I went to a concert by the Ferio Saxophone Quartet in St Paul’s church in Clapham last week and was much taken by their playing. http://www.feriosax.co.uk/home#home The quartet comprises young musicians who met at the Royal College of Music, and I thought that they played beautifully as a quartet. I’m fond of the saxophone, but the four saxophones (soprano, alto, tenor, and baritone) often struggle to fit as comfortably together as the two violins, viola, and cello of a string quartet. And I thought the sound in the church marvellous.
The pieces specifically composed for a saxophone quartet were I thought the weakest—perhaps because the very best composers didn’t compose for the saxophone, not least because it didn’t exist when many of them were alive.
Ferio started with a version of Bach’s Prelude and Fugue in G Minor, which they had arranged themselves. It worked splendidly. Bach seems to be like Shakespeare in that you can do anything to his creations and they still work.

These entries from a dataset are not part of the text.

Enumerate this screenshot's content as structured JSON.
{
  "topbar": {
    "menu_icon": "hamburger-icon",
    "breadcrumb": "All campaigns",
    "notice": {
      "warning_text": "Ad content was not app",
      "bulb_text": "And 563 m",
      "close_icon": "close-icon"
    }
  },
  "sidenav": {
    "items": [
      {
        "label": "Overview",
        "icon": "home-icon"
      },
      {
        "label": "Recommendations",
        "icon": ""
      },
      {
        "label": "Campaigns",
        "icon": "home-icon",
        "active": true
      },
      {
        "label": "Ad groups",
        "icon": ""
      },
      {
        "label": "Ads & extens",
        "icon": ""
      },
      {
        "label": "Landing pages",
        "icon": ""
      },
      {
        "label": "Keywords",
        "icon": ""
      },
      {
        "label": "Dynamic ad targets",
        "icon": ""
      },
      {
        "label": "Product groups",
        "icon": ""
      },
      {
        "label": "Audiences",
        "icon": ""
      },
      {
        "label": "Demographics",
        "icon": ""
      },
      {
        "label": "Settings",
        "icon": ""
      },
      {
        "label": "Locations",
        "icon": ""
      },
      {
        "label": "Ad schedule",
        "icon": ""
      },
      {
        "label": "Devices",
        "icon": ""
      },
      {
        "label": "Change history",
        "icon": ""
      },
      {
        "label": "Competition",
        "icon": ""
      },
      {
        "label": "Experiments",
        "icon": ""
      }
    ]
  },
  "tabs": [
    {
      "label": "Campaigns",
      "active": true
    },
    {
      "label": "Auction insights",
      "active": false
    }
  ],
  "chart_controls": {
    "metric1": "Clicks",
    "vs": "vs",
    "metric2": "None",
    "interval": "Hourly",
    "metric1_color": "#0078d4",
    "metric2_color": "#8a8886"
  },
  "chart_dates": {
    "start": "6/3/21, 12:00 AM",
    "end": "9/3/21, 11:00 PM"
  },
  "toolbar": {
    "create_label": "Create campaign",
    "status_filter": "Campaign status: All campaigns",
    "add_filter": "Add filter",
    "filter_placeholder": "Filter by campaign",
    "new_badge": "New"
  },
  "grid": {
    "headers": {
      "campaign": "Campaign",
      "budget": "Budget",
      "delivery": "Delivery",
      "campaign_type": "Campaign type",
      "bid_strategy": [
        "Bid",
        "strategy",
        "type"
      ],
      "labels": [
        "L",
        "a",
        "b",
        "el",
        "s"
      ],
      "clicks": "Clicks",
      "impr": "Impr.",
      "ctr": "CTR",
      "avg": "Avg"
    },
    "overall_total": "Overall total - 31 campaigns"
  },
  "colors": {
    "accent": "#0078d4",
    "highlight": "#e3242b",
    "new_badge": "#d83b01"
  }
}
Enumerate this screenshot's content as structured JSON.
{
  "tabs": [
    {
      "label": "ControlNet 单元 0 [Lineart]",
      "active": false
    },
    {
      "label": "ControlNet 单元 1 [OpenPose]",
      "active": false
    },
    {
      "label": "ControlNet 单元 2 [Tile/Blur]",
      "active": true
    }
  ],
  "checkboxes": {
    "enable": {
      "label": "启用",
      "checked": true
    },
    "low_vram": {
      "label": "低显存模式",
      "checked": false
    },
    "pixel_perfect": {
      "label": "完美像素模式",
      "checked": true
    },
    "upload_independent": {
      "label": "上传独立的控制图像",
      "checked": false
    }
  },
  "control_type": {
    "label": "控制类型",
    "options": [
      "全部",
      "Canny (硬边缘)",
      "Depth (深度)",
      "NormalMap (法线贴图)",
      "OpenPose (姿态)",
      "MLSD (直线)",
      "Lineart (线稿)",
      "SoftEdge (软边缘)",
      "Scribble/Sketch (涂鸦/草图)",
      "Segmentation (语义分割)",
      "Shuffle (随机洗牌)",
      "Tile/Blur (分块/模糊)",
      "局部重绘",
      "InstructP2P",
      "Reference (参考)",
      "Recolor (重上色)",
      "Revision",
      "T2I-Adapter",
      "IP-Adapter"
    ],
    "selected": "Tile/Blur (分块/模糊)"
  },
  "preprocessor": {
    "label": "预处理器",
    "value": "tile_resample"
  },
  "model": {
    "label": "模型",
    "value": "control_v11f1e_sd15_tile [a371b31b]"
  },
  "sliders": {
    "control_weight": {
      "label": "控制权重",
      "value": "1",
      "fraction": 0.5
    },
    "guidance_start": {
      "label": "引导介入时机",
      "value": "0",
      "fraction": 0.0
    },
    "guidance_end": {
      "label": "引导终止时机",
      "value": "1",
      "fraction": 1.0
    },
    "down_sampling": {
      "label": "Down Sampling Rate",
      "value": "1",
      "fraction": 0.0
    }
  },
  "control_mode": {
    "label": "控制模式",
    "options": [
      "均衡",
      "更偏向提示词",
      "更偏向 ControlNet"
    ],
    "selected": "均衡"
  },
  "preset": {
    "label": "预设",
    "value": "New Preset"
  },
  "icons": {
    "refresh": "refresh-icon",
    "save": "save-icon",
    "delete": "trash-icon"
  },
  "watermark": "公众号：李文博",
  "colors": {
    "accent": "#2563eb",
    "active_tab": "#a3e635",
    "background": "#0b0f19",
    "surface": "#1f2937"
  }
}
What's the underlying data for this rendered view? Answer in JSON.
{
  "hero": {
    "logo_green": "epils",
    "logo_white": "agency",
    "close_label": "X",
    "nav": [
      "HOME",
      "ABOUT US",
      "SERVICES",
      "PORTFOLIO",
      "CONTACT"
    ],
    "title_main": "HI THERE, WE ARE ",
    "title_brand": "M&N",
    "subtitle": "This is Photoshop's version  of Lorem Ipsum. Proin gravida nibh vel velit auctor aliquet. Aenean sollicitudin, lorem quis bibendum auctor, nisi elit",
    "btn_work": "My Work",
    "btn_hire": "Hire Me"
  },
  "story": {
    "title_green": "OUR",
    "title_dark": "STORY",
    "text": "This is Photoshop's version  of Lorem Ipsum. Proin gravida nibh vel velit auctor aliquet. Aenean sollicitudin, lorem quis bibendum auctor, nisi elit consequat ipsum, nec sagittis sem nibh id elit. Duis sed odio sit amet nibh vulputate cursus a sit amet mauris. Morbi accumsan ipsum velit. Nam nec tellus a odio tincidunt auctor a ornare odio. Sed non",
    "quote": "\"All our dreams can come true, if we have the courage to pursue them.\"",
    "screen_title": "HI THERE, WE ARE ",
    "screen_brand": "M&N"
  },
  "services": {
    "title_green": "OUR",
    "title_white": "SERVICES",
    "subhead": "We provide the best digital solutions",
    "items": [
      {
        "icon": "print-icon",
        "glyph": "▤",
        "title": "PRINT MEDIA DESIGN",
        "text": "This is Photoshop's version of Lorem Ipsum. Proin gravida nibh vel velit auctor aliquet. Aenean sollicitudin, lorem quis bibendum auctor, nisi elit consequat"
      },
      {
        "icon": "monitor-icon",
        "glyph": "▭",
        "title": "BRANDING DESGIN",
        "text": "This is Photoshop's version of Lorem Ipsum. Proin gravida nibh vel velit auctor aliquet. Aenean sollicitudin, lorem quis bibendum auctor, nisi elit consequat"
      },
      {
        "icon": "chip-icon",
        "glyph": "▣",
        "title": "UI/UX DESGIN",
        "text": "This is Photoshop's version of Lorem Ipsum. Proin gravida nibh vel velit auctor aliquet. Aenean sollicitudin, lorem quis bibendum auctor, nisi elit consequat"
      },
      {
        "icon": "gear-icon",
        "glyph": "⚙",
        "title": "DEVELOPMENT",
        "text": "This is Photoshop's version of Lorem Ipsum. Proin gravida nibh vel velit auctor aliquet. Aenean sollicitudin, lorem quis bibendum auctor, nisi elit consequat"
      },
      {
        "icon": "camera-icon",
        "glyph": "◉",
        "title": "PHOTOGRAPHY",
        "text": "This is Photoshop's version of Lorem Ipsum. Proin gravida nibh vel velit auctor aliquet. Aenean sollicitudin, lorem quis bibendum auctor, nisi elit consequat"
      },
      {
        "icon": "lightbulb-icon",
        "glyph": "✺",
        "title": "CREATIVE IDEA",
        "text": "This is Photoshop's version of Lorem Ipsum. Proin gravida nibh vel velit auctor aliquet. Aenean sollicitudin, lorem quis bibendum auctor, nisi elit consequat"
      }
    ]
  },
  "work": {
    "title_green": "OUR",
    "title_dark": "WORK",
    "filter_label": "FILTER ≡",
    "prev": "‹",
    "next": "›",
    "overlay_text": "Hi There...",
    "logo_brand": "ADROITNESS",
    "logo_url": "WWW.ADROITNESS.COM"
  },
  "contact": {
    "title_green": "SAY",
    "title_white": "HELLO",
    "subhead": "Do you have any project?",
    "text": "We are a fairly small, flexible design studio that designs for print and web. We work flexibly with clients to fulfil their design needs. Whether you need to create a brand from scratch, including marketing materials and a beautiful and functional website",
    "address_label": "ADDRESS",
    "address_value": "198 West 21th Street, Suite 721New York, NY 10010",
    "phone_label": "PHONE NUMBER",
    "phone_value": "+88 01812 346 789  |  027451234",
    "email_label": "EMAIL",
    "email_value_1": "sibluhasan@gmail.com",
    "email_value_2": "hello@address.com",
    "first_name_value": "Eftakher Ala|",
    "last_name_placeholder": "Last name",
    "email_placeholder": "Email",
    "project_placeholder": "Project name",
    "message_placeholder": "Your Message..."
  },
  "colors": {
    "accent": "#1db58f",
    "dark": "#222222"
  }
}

I liked too their arrangement of Michael Nyman’s String Quartet Number 2 in which the minor variations worked well as they bounced around the saxophones. Their arrangement of Samuel Barber’s Adagio for Strings, the saddest piece of music ever written, I thought less successful. It needs the sweet melancholy of strings.
The second half began with their arrangement of Arvo Part’s Fratres, which was meditative and worked well. The music that was perhaps the most successful and original was Guillermo Lago’s Ciudades, pieces inspired by cities. They played Tokyo, Sarajevo, and Addis Abba. Tokyo reflected that you can encounter something different round every corner, and Addis Abba was strongly African. The best was Sarajevo, which caught the tragedy of the city. The quartet has worked directly with Lago (of whom I’d never heard), and the richness of the partnership shone though.
I’ll go again to listen to the quartet if I get the chance.